How long does a single image inference take with this model? In my measurements, about 3 ms. Recall that the communication latency for the HTTP+REST approach was 0.35 ms; while this is only 12% of the image inference time, it's close enough to be potentially worrying. On a beefy server-class GPU the time can be much shorter [6].

With the custom protocol over domain sockets, the latency - being 10 μs - seems quite negligible no matter what you end up running on your GPU.

Code

The full code for the samples in this post is on GitHub.


[1]To be pedantic, these models are not entirely open: their inference architecture is open-source and their weights are available, but the details of their training remain proprietary.
[2]The details of fine-tuning models are beyond the scope of this post, but there are plenty resources about this online.
[3]"Sampling" in LLMs means roughly "inference". A trained model is fed an input prompt and then "sampled" to produce its output.
[4]In my samples, the Python server and Go client simply run in different terminals and talk to each other. How service management is structured is very project-specific. We could envision an approach wherein the Go application launches the Python server to run in the background and communicates with it.
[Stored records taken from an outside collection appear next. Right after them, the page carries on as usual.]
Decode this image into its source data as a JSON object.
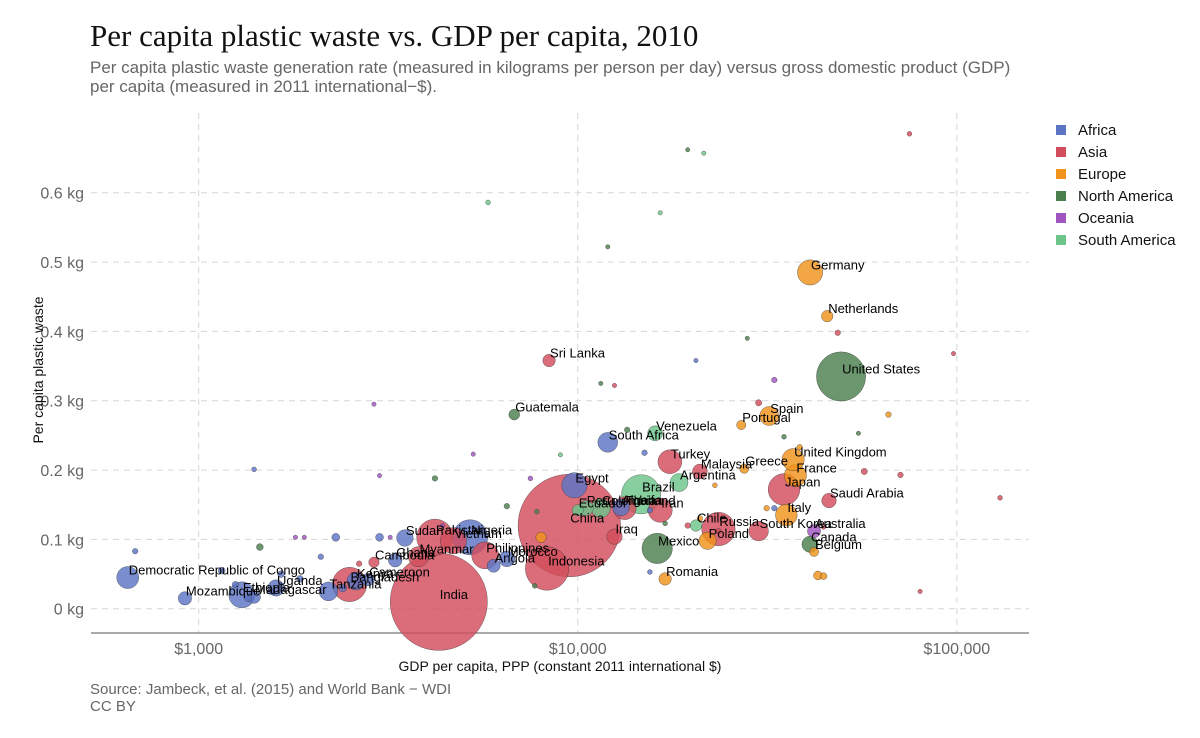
{
  "title": "Per capita plastic waste vs. GDP per capita, 2010",
  "subtitle": "Per capita plastic waste generation rate (measured in kilograms per person per day) versus gross domestic product (GDP)\n per capita (measured in 2011 international−$).",
  "caption": "Source: Jambeck, et al. (2015) and World Bank − WDI\n CC BY",
  "colors": {
    "Africa": "#5b74c4",
    "Asia": "#d24d5c",
    "Europe": "#f0921b",
    "North America": "#4a7f4e",
    "Oceania": "#a054c0",
    "South America": "#6cc48a"
  },
  "legend": [
    {
      "label": "Africa"
    },
    {
      "label": "Asia"
    },
    {
      "label": "Europe"
    },
    {
      "label": "North America"
    },
    {
      "label": "Oceania"
    },
    {
      "label": "South America"
    }
  ],
  "chart_data": {
    "type": "scatter",
    "title": "Per capita plastic waste vs. GDP per capita, 2010",
    "xlabel": "GDP per capita, PPP (constant 2011 international $)",
    "ylabel": "Per capita plastic waste",
    "x_scale": "log",
    "x_ticks": [
      {
        "value": 1000,
        "label": "$1,000"
      },
      {
        "value": 10000,
        "label": "$10,000"
      },
      {
        "value": 100000,
        "label": "$100,000"
      }
    ],
    "y_ticks": [
      {
        "value": 0,
        "label": "0 kg"
      },
      {
        "value": 0.1,
        "label": "0.1 kg"
      },
      {
        "value": 0.2,
        "label": "0.2 kg"
      },
      {
        "value": 0.3,
        "label": "0.3 kg"
      },
      {
        "value": 0.4,
        "label": "0.4 kg"
      },
      {
        "value": 0.5,
        "label": "0.5 kg"
      },
      {
        "value": 0.6,
        "label": "0.6 kg"
      }
    ],
    "xlim": [
      520,
      155000
    ],
    "ylim": [
      -0.035,
      0.715
    ],
    "grid": true,
    "legend_position": "right",
    "points": [
      {
        "label": "India",
        "region": "Asia",
        "gdp": 4300,
        "waste": 0.01,
        "size": 1205
      },
      {
        "label": "China",
        "region": "Asia",
        "gdp": 9500,
        "waste": 0.12,
        "size": 1341
      },
      {
        "label": "United States",
        "region": "North America",
        "gdp": 49500,
        "waste": 0.335,
        "size": 309
      },
      {
        "label": "Indonesia",
        "region": "Asia",
        "gdp": 8300,
        "waste": 0.058,
        "size": 241
      },
      {
        "label": "Brazil",
        "region": "South America",
        "gdp": 14700,
        "waste": 0.165,
        "size": 196
      },
      {
        "label": "Pakistan",
        "region": "Asia",
        "gdp": 4200,
        "waste": 0.103,
        "size": 170
      },
      {
        "label": "Nigeria",
        "region": "Africa",
        "gdp": 5200,
        "waste": 0.103,
        "size": 158
      },
      {
        "label": "Bangladesh",
        "region": "Asia",
        "gdp": 2500,
        "waste": 0.035,
        "size": 151
      },
      {
        "label": "Russia",
        "region": "Asia",
        "gdp": 23500,
        "waste": 0.115,
        "size": 143
      },
      {
        "label": "Japan",
        "region": "Asia",
        "gdp": 35000,
        "waste": 0.172,
        "size": 128
      },
      {
        "label": "Mexico",
        "region": "North America",
        "gdp": 16200,
        "waste": 0.087,
        "size": 118
      },
      {
        "label": "Philippines",
        "region": "Asia",
        "gdp": 5700,
        "waste": 0.077,
        "size": 93
      },
      {
        "label": "Vietnam",
        "region": "Asia",
        "gdp": 4700,
        "waste": 0.098,
        "size": 88
      },
      {
        "label": "Ethiopia",
        "region": "Africa",
        "gdp": 1300,
        "waste": 0.02,
        "size": 87
      },
      {
        "label": "Egypt",
        "region": "Africa",
        "gdp": 9800,
        "waste": 0.178,
        "size": 82
      },
      {
        "label": "Germany",
        "region": "Europe",
        "gdp": 41000,
        "waste": 0.485,
        "size": 81
      },
      {
        "label": "Turkey",
        "region": "Asia",
        "gdp": 17500,
        "waste": 0.212,
        "size": 73
      },
      {
        "label": "Iran",
        "region": "Asia",
        "gdp": 16500,
        "waste": 0.142,
        "size": 74
      },
      {
        "label": "Democratic Republic of Congo",
        "region": "Africa",
        "gdp": 650,
        "waste": 0.045,
        "size": 62
      },
      {
        "label": "Thailand",
        "region": "Asia",
        "gdp": 13300,
        "waste": 0.145,
        "size": 67
      },
      {
        "label": "France",
        "region": "Europe",
        "gdp": 37500,
        "waste": 0.192,
        "size": 63
      },
      {
        "label": "United Kingdom",
        "region": "Europe",
        "gdp": 37000,
        "waste": 0.215,
        "size": 63
      },
      {
        "label": "Italy",
        "region": "Europe",
        "gdp": 35500,
        "waste": 0.135,
        "size": 60
      },
      {
        "label": "Myanmar",
        "region": "Asia",
        "gdp": 3800,
        "waste": 0.075,
        "size": 52
      },
      {
        "label": "South Africa",
        "region": "Africa",
        "gdp": 12000,
        "waste": 0.24,
        "size": 50
      },
      {
        "label": "South Korea",
        "region": "Asia",
        "gdp": 30000,
        "waste": 0.112,
        "size": 49
      },
      {
        "label": "Colombia",
        "region": "South America",
        "gdp": 11500,
        "waste": 0.145,
        "size": 46
      },
      {
        "label": "Spain",
        "region": "Europe",
        "gdp": 32000,
        "waste": 0.278,
        "size": 46
      },
      {
        "label": "Tanzania",
        "region": "Africa",
        "gdp": 2200,
        "waste": 0.025,
        "size": 45
      },
      {
        "label": "Kenya",
        "region": "Africa",
        "gdp": 2600,
        "waste": 0.04,
        "size": 41
      },
      {
        "label": "Argentina",
        "region": "South America",
        "gdp": 18500,
        "waste": 0.182,
        "size": 41
      },
      {
        "label": "Poland",
        "region": "Europe",
        "gdp": 22000,
        "waste": 0.098,
        "size": 38
      },
      {
        "label": "Sudan",
        "region": "Africa",
        "gdp": 3500,
        "waste": 0.102,
        "size": 35
      },
      {
        "label": "Algeria",
        "region": "Africa",
        "gdp": 13000,
        "waste": 0.146,
        "size": 36
      },
      {
        "label": "Canada",
        "region": "North America",
        "gdp": 41000,
        "waste": 0.093,
        "size": 34
      },
      {
        "label": "Uganda",
        "region": "Africa",
        "gdp": 1600,
        "waste": 0.03,
        "size": 34
      },
      {
        "label": "Iraq",
        "region": "Asia",
        "gdp": 12500,
        "waste": 0.104,
        "size": 31
      },
      {
        "label": "Morocco",
        "region": "Africa",
        "gdp": 6500,
        "waste": 0.072,
        "size": 32
      },
      {
        "label": "Venezuela",
        "region": "South America",
        "gdp": 16000,
        "waste": 0.253,
        "size": 29
      },
      {
        "label": "Malaysia",
        "region": "Asia",
        "gdp": 21000,
        "waste": 0.198,
        "size": 28
      },
      {
        "label": "Peru",
        "region": "South America",
        "gdp": 10500,
        "waste": 0.145,
        "size": 29
      },
      {
        "label": "Saudi Arabia",
        "region": "Asia",
        "gdp": 46000,
        "waste": 0.156,
        "size": 27
      },
      {
        "label": "Mozambique",
        "region": "Africa",
        "gdp": 920,
        "waste": 0.015,
        "size": 23
      },
      {
        "label": "Ghana",
        "region": "Africa",
        "gdp": 3300,
        "waste": 0.07,
        "size": 24
      },
      {
        "label": "Madagascar",
        "region": "Africa",
        "gdp": 1400,
        "waste": 0.017,
        "size": 21
      },
      {
        "label": "Cameroon",
        "region": "Africa",
        "gdp": 2800,
        "waste": 0.042,
        "size": 20
      },
      {
        "label": "Australia",
        "region": "Oceania",
        "gdp": 42000,
        "waste": 0.112,
        "size": 22
      },
      {
        "label": "Sri Lanka",
        "region": "Asia",
        "gdp": 8400,
        "waste": 0.358,
        "size": 20
      },
      {
        "label": "Romania",
        "region": "Europe",
        "gdp": 17000,
        "waste": 0.043,
        "size": 20
      },
      {
        "label": "Netherlands",
        "region": "Europe",
        "gdp": 45500,
        "waste": 0.422,
        "size": 17
      },
      {
        "label": "Chile",
        "region": "South America",
        "gdp": 20500,
        "waste": 0.12,
        "size": 17
      },
      {
        "label": "Ecuador",
        "region": "South America",
        "gdp": 10000,
        "waste": 0.142,
        "size": 16
      },
      {
        "label": "Guatemala",
        "region": "North America",
        "gdp": 6800,
        "waste": 0.28,
        "size": 15
      },
      {
        "label": "Cambodia",
        "region": "Asia",
        "gdp": 2900,
        "waste": 0.067,
        "size": 14
      },
      {
        "label": "Belgium",
        "region": "Europe",
        "gdp": 42000,
        "waste": 0.082,
        "size": 11
      },
      {
        "label": "Greece",
        "region": "Europe",
        "gdp": 27500,
        "waste": 0.202,
        "size": 11
      },
      {
        "label": "Portugal",
        "region": "Europe",
        "gdp": 27000,
        "waste": 0.265,
        "size": 11
      },
      {
        "label": "Angola",
        "region": "Africa",
        "gdp": 6000,
        "waste": 0.062,
        "size": 22
      },
      {
        "label": "",
        "region": "Asia",
        "gdp": 75000,
        "waste": 0.685,
        "size": 3
      },
      {
        "label": "",
        "region": "North America",
        "gdp": 19500,
        "waste": 0.662,
        "size": 2
      },
      {
        "label": "",
        "region": "South America",
        "gdp": 21500,
        "waste": 0.657,
        "size": 2
      },
      {
        "label": "",
        "region": "South America",
        "gdp": 5800,
        "waste": 0.586,
        "size": 3
      },
      {
        "label": "",
        "region": "South America",
        "gdp": 16500,
        "waste": 0.571,
        "size": 2
      },
      {
        "label": "",
        "region": "North America",
        "gdp": 12000,
        "waste": 0.522,
        "size": 2
      },
      {
        "label": "",
        "region": "Asia",
        "gdp": 48500,
        "waste": 0.398,
        "size": 4
      },
      {
        "label": "",
        "region": "North America",
        "gdp": 28000,
        "waste": 0.39,
        "size": 2
      },
      {
        "label": "",
        "region": "Asia",
        "gdp": 98000,
        "waste": 0.368,
        "size": 2
      },
      {
        "label": "",
        "region": "Africa",
        "gdp": 20500,
        "waste": 0.358,
        "size": 2
      },
      {
        "label": "",
        "region": "Oceania",
        "gdp": 33000,
        "waste": 0.33,
        "size": 4
      },
      {
        "label": "",
        "region": "North America",
        "gdp": 11500,
        "waste": 0.325,
        "size": 2
      },
      {
        "label": "",
        "region": "Asia",
        "gdp": 12500,
        "waste": 0.322,
        "size": 2
      },
      {
        "label": "",
        "region": "Asia",
        "gdp": 30000,
        "waste": 0.297,
        "size": 5
      },
      {
        "label": "",
        "region": "Oceania",
        "gdp": 2900,
        "waste": 0.295,
        "size": 2
      },
      {
        "label": "",
        "region": "Europe",
        "gdp": 66000,
        "waste": 0.28,
        "size": 4
      },
      {
        "label": "",
        "region": "North America",
        "gdp": 13500,
        "waste": 0.258,
        "size": 4
      },
      {
        "label": "",
        "region": "North America",
        "gdp": 35000,
        "waste": 0.248,
        "size": 3
      },
      {
        "label": "",
        "region": "North America",
        "gdp": 55000,
        "waste": 0.253,
        "size": 2
      },
      {
        "label": "",
        "region": "Europe",
        "gdp": 38500,
        "waste": 0.233,
        "size": 4
      },
      {
        "label": "",
        "region": "Africa",
        "gdp": 15000,
        "waste": 0.225,
        "size": 4
      },
      {
        "label": "",
        "region": "Oceania",
        "gdp": 5300,
        "waste": 0.223,
        "size": 2
      },
      {
        "label": "",
        "region": "South America",
        "gdp": 9000,
        "waste": 0.222,
        "size": 2
      },
      {
        "label": "",
        "region": "Africa",
        "gdp": 1400,
        "waste": 0.201,
        "size": 3
      },
      {
        "label": "",
        "region": "Asia",
        "gdp": 57000,
        "waste": 0.198,
        "size": 5
      },
      {
        "label": "",
        "region": "Asia",
        "gdp": 71000,
        "waste": 0.193,
        "size": 4
      },
      {
        "label": "",
        "region": "Oceania",
        "gdp": 3000,
        "waste": 0.192,
        "size": 2
      },
      {
        "label": "",
        "region": "North America",
        "gdp": 4200,
        "waste": 0.188,
        "size": 4
      },
      {
        "label": "",
        "region": "Oceania",
        "gdp": 7500,
        "waste": 0.188,
        "size": 3
      },
      {
        "label": "",
        "region": "Europe",
        "gdp": 23000,
        "waste": 0.178,
        "size": 3
      },
      {
        "label": "",
        "region": "Asia",
        "gdp": 130000,
        "waste": 0.16,
        "size": 3
      },
      {
        "label": "",
        "region": "North America",
        "gdp": 6500,
        "waste": 0.148,
        "size": 4
      },
      {
        "label": "",
        "region": "Europe",
        "gdp": 31500,
        "waste": 0.145,
        "size": 4
      },
      {
        "label": "",
        "region": "Africa",
        "gdp": 33000,
        "waste": 0.145,
        "size": 4
      },
      {
        "label": "",
        "region": "Africa",
        "gdp": 15500,
        "waste": 0.142,
        "size": 4
      },
      {
        "label": "",
        "region": "North America",
        "gdp": 7800,
        "waste": 0.14,
        "size": 3
      },
      {
        "label": "",
        "region": "Europe",
        "gdp": 21000,
        "waste": 0.13,
        "size": 4
      },
      {
        "label": "",
        "region": "North America",
        "gdp": 17000,
        "waste": 0.123,
        "size": 3
      },
      {
        "label": "",
        "region": "Asia",
        "gdp": 19500,
        "waste": 0.12,
        "size": 4
      },
      {
        "label": "",
        "region": "Asia",
        "gdp": 44500,
        "waste": 0.118,
        "size": 3
      },
      {
        "label": "",
        "region": "Oceania",
        "gdp": 4400,
        "waste": 0.12,
        "size": 2
      },
      {
        "label": "",
        "region": "Asia",
        "gdp": 23500,
        "waste": 0.112,
        "size": 4
      },
      {
        "label": "",
        "region": "Europe",
        "gdp": 8000,
        "waste": 0.103,
        "size": 14
      },
      {
        "label": "",
        "region": "Africa",
        "gdp": 3000,
        "waste": 0.103,
        "size": 8
      },
      {
        "label": "",
        "region": "Africa",
        "gdp": 2300,
        "waste": 0.103,
        "size": 8
      },
      {
        "label": "",
        "region": "Oceania",
        "gdp": 1800,
        "waste": 0.103,
        "size": 2
      },
      {
        "label": "",
        "region": "Oceania",
        "gdp": 1900,
        "waste": 0.103,
        "size": 2
      },
      {
        "label": "",
        "region": "Oceania",
        "gdp": 3200,
        "waste": 0.103,
        "size": 2
      },
      {
        "label": "",
        "region": "North America",
        "gdp": 1450,
        "waste": 0.089,
        "size": 6
      },
      {
        "label": "",
        "region": "Africa",
        "gdp": 680,
        "waste": 0.083,
        "size": 4
      },
      {
        "label": "",
        "region": "Asia",
        "gdp": 2650,
        "waste": 0.065,
        "size": 4
      },
      {
        "label": "",
        "region": "Africa",
        "gdp": 1150,
        "waste": 0.055,
        "size": 6
      },
      {
        "label": "",
        "region": "Africa",
        "gdp": 1650,
        "waste": 0.05,
        "size": 6
      },
      {
        "label": "",
        "region": "Africa",
        "gdp": 1850,
        "waste": 0.043,
        "size": 6
      },
      {
        "label": "",
        "region": "Africa",
        "gdp": 1250,
        "waste": 0.035,
        "size": 5
      },
      {
        "label": "",
        "region": "Africa",
        "gdp": 1550,
        "waste": 0.025,
        "size": 5
      },
      {
        "label": "",
        "region": "Africa",
        "gdp": 1350,
        "waste": 0.015,
        "size": 6
      },
      {
        "label": "",
        "region": "Africa",
        "gdp": 2400,
        "waste": 0.03,
        "size": 8
      },
      {
        "label": "",
        "region": "Africa",
        "gdp": 15500,
        "waste": 0.053,
        "size": 3
      },
      {
        "label": "",
        "region": "Europe",
        "gdp": 43000,
        "waste": 0.048,
        "size": 10
      },
      {
        "label": "",
        "region": "Europe",
        "gdp": 44500,
        "waste": 0.047,
        "size": 6
      },
      {
        "label": "",
        "region": "Asia",
        "gdp": 80000,
        "waste": 0.025,
        "size": 2
      },
      {
        "label": "",
        "region": "North America",
        "gdp": 7700,
        "waste": 0.033,
        "size": 3
      },
      {
        "label": "",
        "region": "Africa",
        "gdp": 2100,
        "waste": 0.075,
        "size": 4
      }
    ]
  }
}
Increasingly likely these days, however, would be a container-based setup, where each program is its own container and an orchestration solution launches and manages these containers.
[5]You may be wondering why I'm implementing a custom protocol here instead of using something established. In real life, I'd definitely recommend using something like gRPC. However, for the sake of this sample I wanted something that would be (1) simple without additional libraries and (2) very fast. FWIW, I don't think the latency numbers would be very much different for gRPC. Check out my earlier post about RPC over Unix domain sockets in Go.